Some lung cancer patients will soon be able to take a pill at home instead of enduring chemotherapy treatment at hospitals.

Pharmac announced today that from next month it will fund gefitinib (Iressa), a targeted treatment for lung cancer.

The pill would be first line treatment for people diagnosed with non-squamous advanced non-small cell lung cancer, the most common form of lung cancer in New Zealand.

A test will be required to help determine which patients will most benefit from treatment with gefitinib, or another similar drug already funded by Pharmac, erlotinib, which is funded as a second-line treatment option.
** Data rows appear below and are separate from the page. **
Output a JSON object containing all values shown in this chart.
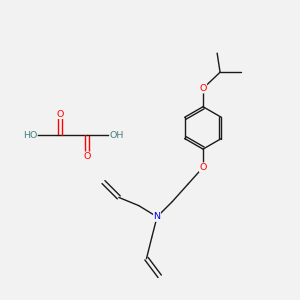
{
  "bg_color": "#f2f2f2",
  "atom_colors": {
    "C": "#000000",
    "O": "#ff0000",
    "N": "#0000ee",
    "H": "#4a8080"
  },
  "bond_color": "#1a1a1a",
  "bond_lw": 1.0,
  "font_size": 6.8
}
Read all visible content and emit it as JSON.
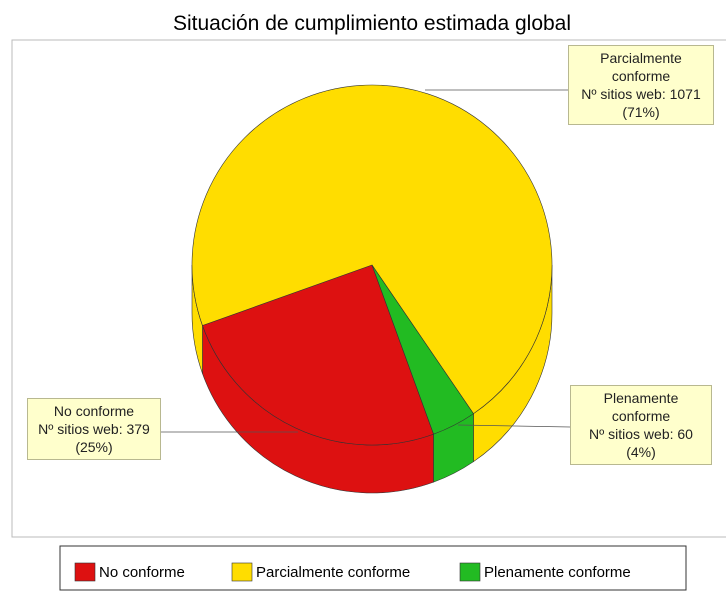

Pharmac medical director Peter Moodie said first-line treatment for the cancer at the moment is platinum-based chemotherapy, which can be difficult for patients to tolerate and must be administered at hospital.

"Gefitinib and other drugs of this type, called tyrosine kinase inhibitors, have several advantages over standard chemotherapy, which is something of a blunt instrument."

Dr Moody said gefitinib is a tablet that people can take at home.

"This is more convenient for patients, and it also frees up hospital resources so that more cancer patients can be treated and waiting times reduced."

Pharmac expected that, with targeting, about 100 patients per year will receive funded gefitinib treatment.

Up to $1.6 million per year is expected to be spent on the on the drug, but Dr Moodie said overall it would save DHBs money as the funded treatments are more expensive.